As someone who has worked in multiple investment banks, conducted interviews with graduates and ultimately signed off on junior hires, these are my leftfield tips to impress.
One graduate due to be interviewed for an equity research role used his initiative in advance of the actual interview day. Under his own initiative, he analysed our flagship European equity fund and then popped me an email sharing his detailed thoughts on some of our biggest holdings and some other opportunities he saw.
This showed me how driven he was and that he would be up and running with only a minimum amount of training and hand-holding.
99% of people who work in investment banking have too much work on – or at least they think they do – so being able to create some unexpected value for them will grab their attention and open doors for you.

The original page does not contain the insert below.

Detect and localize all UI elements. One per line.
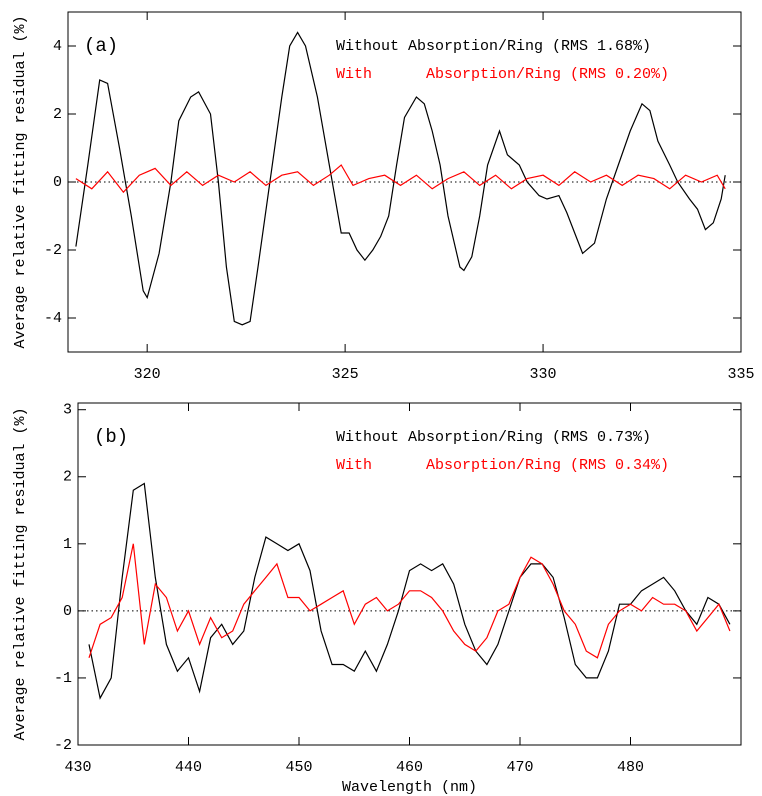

So, that sounds a little horrible – you can call it networking if it makes you feel better. If you’re targeting a particular bank, the chances are they’ll go for drinks in the closest pub or bar to them. Hang out there with a few of your friends and try to network. You’ll find it so much easier to meet the right people and build relationships that matter.
The key is to be natural, confident and not force things. In this setting, it’s about having fun first and then finding out more about someone’s profession. I’ve networked with some very important contacts this way and it’s a massively under-utilised strategy.
One of the most fundamental rules of investment banking, despite the focus on teamwork, is that everyone has their own agenda. Know what everyone is aiming to do and exploit it – some of our smartest candidates have used this strategy and I’ve seen it work.
Everyone you meet during the interview process has two main goals. 1: They want to do less work, usually just less of the boring stuff. 2: They want to look good in front of their colleagues and seniors.
For example, the HR rep will be thinking, subconsciously or not: “If I refer this person to the next interview up the chain, will it make me look good?” This is where you really need to excel in your professionalism and soft skills.
A banker will be thinking: “How will hiring John or Jane make my job easier?” Beyond the regular duties, you need to know the grunt work that these guys have to do so you can promise to alleviate them of it. For example, here was a great answer that got my colleague thinking about all the things he could do in his newfound free time:
John: “In addition to working on basic research, I know you guys spend a lot of time running data reports on FactSet (an analytics tool). I’ve been reading a lot about it and that’s also something that I’d love to start working with ASAP.”
By understanding people’s basic tendencies, preferences, likes and dislikes you stand a much better chance at securing an investment banking job. Combine all this with technical knowledge and interview skills and you’ll be hired in no time.